By the same token, adopting nihilism as it applies to morality is not going to have any impact on anyone’s conduct. Including ours. (“The Atheist’s Guide to Reality”, p. 96)
He claims because all people have the same moral “programming” due to evolutionary pressures, it, therefore, doesn’t matter what one actually believes.
I expect that even the most passionate of evolutionary psychologists is bound to hesitate here. Surely, not every single thought in our heads is simply dictated to us by our physiology, completely apart from our professed beliefs?
But the materialist might have a hard time arguing against Rosenberg. As he discusses in his book, a consistent materialist should reject the idea that thoughts or beliefs exist at all. And it is certainly hard to argue that non-existent things affect behavior.

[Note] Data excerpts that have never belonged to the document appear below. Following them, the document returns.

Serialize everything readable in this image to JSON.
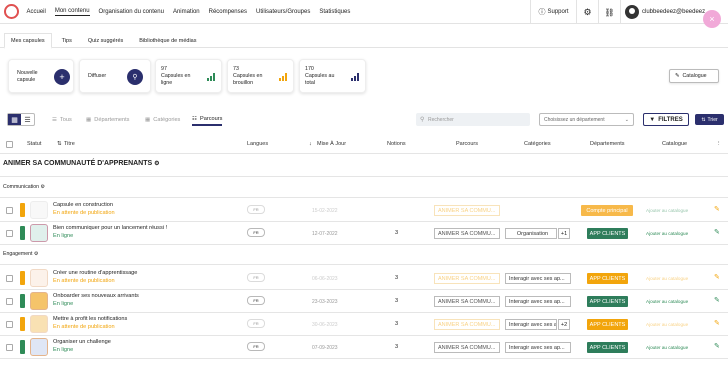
{
  "nav": {
    "items": [
      "Accueil",
      "Mon contenu",
      "Organisation du contenu",
      "Animation",
      "Récompenses",
      "Utilisateurs/Groupes",
      "Statistiques"
    ],
    "support": "Support",
    "user": "clubbeedeez@beedeez",
    "close": "×"
  },
  "tabs": [
    "Mes capsules",
    "Tips",
    "Quiz suggérés",
    "Bibliothèque de médias"
  ],
  "cards": {
    "new": "Nouvelle capsule",
    "diffuse": "Diffuser",
    "online_count": "97",
    "online_label": "Capsules en ligne",
    "draft_count": "73",
    "draft_label": "Capsules en brouillon",
    "total_count": "170",
    "total_label": "Capsules au total"
  },
  "catalogue_button": "Catalogue",
  "filters": {
    "tabs": [
      "Tous",
      "Départements",
      "Catégories",
      "Parcours"
    ],
    "search_placeholder": "Rechercher",
    "dept_placeholder": "Choisissez un département",
    "filtres": "FILTRES",
    "trier": "Trier"
  },
  "headers": {
    "statut": "Statut",
    "titre": "Titre",
    "langues": "Langues",
    "date": "Mise À Jour",
    "notions": "Notions",
    "parcours": "Parcours",
    "categories": "Catégories",
    "departements": "Départements",
    "catalogue": "Catalogue"
  },
  "section": {
    "title": "ANIMER SA COMMUNAUTÉ D'APPRENANTS",
    "sub1": "Communication",
    "sub2": "Engagement"
  },
  "rows": [
    {
      "title": "Capsule en construction",
      "status": "En attente de publication",
      "lang": "FR",
      "date": "15-02-2022",
      "notions": "",
      "parcours": "ANIMER SA COMMU...",
      "categorie": "",
      "plus": "",
      "dept": "Compte principal",
      "catalogue": "Ajouter au catalogue"
    },
    {
      "title": "Bien communiquer pour un lancement réussi !",
      "status": "En ligne",
      "lang": "FR",
      "date": "12-07-2022",
      "notions": "3",
      "parcours": "ANIMER SA COMMU...",
      "categorie": "Organisation",
      "plus": "+1",
      "dept": "APP CLIENTS",
      "catalogue": "Ajouter au catalogue"
    },
    {
      "title": "Créer une routine d'apprentissage",
      "status": "En attente de publication",
      "lang": "FR",
      "date": "06-06-2023",
      "notions": "3",
      "parcours": "ANIMER SA COMMU...",
      "categorie": "Interagir avec ses ap...",
      "plus": "",
      "dept": "APP CLIENTS",
      "catalogue": "Ajouter au catalogue"
    },
    {
      "title": "Onboarder ses nouveaux arrivants",
      "status": "En ligne",
      "lang": "FR",
      "date": "23-03-2023",
      "notions": "3",
      "parcours": "ANIMER SA COMMU...",
      "categorie": "Interagir avec ses ap...",
      "plus": "",
      "dept": "APP CLIENTS",
      "catalogue": "Ajouter au catalogue"
    },
    {
      "title": "Mettre à profit les notifications",
      "status": "En attente de publication",
      "lang": "FR",
      "date": "30-06-2023",
      "notions": "3",
      "parcours": "ANIMER SA COMMU...",
      "categorie": "Interagir avec ses ap...",
      "plus": "+2",
      "dept": "APP CLIENTS",
      "catalogue": "Ajouter au catalogue"
    },
    {
      "title": "Organiser un challenge",
      "status": "En ligne",
      "lang": "FR",
      "date": "07-09-2023",
      "notions": "3",
      "parcours": "ANIMER SA COMMU...",
      "categorie": "Interagir avec ses ap...",
      "plus": "",
      "dept": "APP CLIENTS",
      "catalogue": "Ajouter au catalogue"
    }
  ],
  "colors": {
    "primary": "#2b2f6d",
    "orange": "#f2a50c",
    "green": "#2e8b57"
  }
}
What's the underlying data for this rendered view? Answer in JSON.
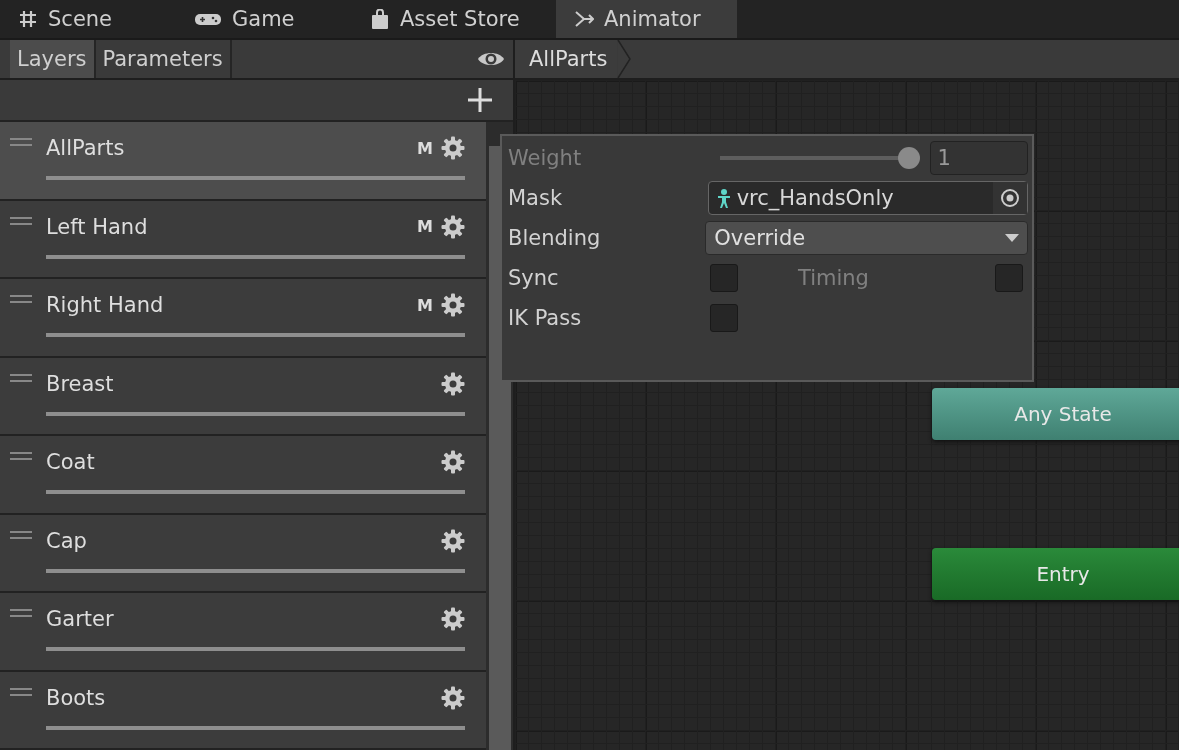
{
  "window_tabs": [
    {
      "label": "Scene",
      "selected": false
    },
    {
      "label": "Game",
      "selected": false
    },
    {
      "label": "Asset Store",
      "selected": false
    },
    {
      "label": "Animator",
      "selected": true
    }
  ],
  "side_tabs": [
    {
      "label": "Layers",
      "selected": true
    },
    {
      "label": "Parameters",
      "selected": false
    }
  ],
  "breadcrumb": "AllParts",
  "layers": [
    {
      "name": "AllParts",
      "selected": true,
      "badge": "M",
      "level": 1
    },
    {
      "name": "Left Hand",
      "selected": false,
      "badge": "M",
      "level": 1
    },
    {
      "name": "Right Hand",
      "selected": false,
      "badge": "M",
      "level": 1
    },
    {
      "name": "Breast",
      "selected": false,
      "level": 1
    },
    {
      "name": "Coat",
      "selected": false,
      "level": 1
    },
    {
      "name": "Cap",
      "selected": false,
      "level": 1
    },
    {
      "name": "Garter",
      "selected": false,
      "level": 1
    },
    {
      "name": "Boots",
      "selected": false,
      "level": 1
    }
  ],
  "layer_settings": {
    "weight": {
      "label": "Weight",
      "disabled": true,
      "level": 1,
      "value": "1"
    },
    "mask": {
      "label": "Mask",
      "value": "vrc_HandsOnly"
    },
    "blending": {
      "label": "Blending",
      "value": "Override"
    },
    "sync": {
      "label": "Sync",
      "checked": false
    },
    "timing": {
      "label": "Timing",
      "disabled": true,
      "checked": false
    },
    "ik_pass": {
      "label": "IK Pass",
      "checked": false
    }
  },
  "states": [
    {
      "name": "Any State",
      "kind": "any"
    },
    {
      "name": "Entry",
      "kind": "entry"
    }
  ]
}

I’ve discussed some of the problems with this already. But part of what is going on here, I think, is that Rosenberg and others seem to dismiss the power of cultural pressures. This might seem an odd thing to say about a group that makes frequent use of the word “indoctrination”, but many of them don’t seem to be aware that the same force works equally well in secular circles.
What does this have to do with morality? Social pressure does a lot to influence people, even moral nihilists. This being the case, it simply does not follow that, because there is a small minority of well behaved nihilists in a culture, that a culture filled with them would not decline in their moral standing.
Because Rosenberg is so focused on the physical, he fails to note, let alone answer, this argument. Yet it is the primary concern about the growth of moral nihilism in modern culture.
Of course, none of this is to say that nihilism is untrue. It may well be that morality is a fiction (though I’ll be arguing otherwise in the future). Even then, a nihilism that finds so much time for moral indignation at religious believers seems something of a contradiction.
And that may be Rosenberg’s biggest issue. He can’t seem to give anyone either an intellectual or a moral reason to accept the scientism he so fervently pushes.
In fact, the view leads him to reject the existence of both thought and morality.